I have deep seeded psychological issues.
The history of my life is more like a pamphlet on how not to do stuff. I have never achieved greatness in anything I have done; the closest to greatness I have come is in my soccer career, but I never received proper coaching, and despite being described by many as a prodigy of the sport, I never blossomed into what I could have become, and quit the sport when I could have finally had a chance to reach my potential.
Maybe that is my problem. I lack the abilities to reach the next stage of development in the human psyche. Does it require abilities? Does growing up require skill? I have no skills. None that I know of. All my life I have never really DONE anything. I have never developed hobbies for longer than a month. I cannot decide what I want to do with my life.
I guess I could place some blame on growing up with ADHD in the age when prescribing Ritalin to kids was considered trendy. I guess it was third grade when I was formally diagnosed. Medication never helped much. I was on a new pill every 6 months or so because the medication stopped being effective and I needed something stronger. This is probably what led to my current state of mind. Right when I got onto a pill it was great! I could concentrate! I could grow!
But then WHAM! It stopped working. Things went back to the way they were, and I couldn't focus on anything again until the new pills kicked in. This was the way things were for me. I couldn't do anything about it. Everything was out of my control. I was even living in my older sister's shadow. Little Ms. Perfect. That was discouraging, because I couldn't keep up with her no matter how hard I tried. (Hell, she could read books by herself almost as soon as she could talk. How am I supposed to keep up with that??)
It was in middle school that I started noticing that I could avoid minor projects, a homework here and there, warm-ups, etc. and still get good grades. I could abuse the system and the system would accept it because I was smart. With my fluxuations in medicated efficiency, the abuse was fully justified. "Why didn't you do your homework?" my mother would ask. "Well I sat down to try it, but I ended up doing something else. My medicine must be wearing off again," I would reply, fully confident that that was what happened anyway.
This self-destructive trend of mine continued into High School, where it deepened into more of a psychological issue. By senior year, I was only doing enough to get into the college of my choice. Barely. I got into college with no scholarships, in a major that had the lowest minimum GPA requirement, and lost whatever little motivation to do things I had left.
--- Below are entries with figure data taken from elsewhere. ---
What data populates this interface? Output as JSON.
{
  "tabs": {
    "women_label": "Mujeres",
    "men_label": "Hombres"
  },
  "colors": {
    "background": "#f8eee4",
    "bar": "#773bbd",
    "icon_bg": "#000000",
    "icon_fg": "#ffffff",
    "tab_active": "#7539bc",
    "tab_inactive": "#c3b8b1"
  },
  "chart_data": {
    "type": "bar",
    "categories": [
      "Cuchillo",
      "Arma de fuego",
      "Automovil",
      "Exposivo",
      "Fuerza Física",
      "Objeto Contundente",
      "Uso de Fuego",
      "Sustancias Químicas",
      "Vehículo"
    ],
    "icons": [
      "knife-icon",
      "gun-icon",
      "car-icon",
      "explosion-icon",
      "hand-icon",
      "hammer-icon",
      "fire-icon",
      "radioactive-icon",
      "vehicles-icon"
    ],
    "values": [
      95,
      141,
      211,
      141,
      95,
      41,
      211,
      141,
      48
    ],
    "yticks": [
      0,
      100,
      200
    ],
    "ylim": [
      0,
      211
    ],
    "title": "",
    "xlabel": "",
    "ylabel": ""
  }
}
So now I sit here. Back in my dorm from Spring Break. Back early because I have two midterms due once classes start up again. Back early to do work.
But I can't.
I have no motivation to lift a finger in such a way that would lead to productivity. One of my midterms is to do an outline. I have the organizational skills of a goldfish. The outline cannot be completed. The other midterm is a film analysis. Oh goodie! I get to watch a movie for a midterm! Well. I don't see it as such. I see it as work, and therefore it will not be completed. The movie is Red River, a John Wayne classic directed by the great Howard Hawks. I enjoyed the film so much when I watched it in class that I bought it the very next day. Despite this, I cannot bring myself to watch the film. I have no motivation to do so.
So I lack motivation. I have a crippling inability to become motivated. And I believe this problem to be psychological in nature. Medicine helps me concentrate, but does not help me get motivated.
I just needed to get it out. Now I have to do something about it. But, even for that... I'm not motivated enough to do anything.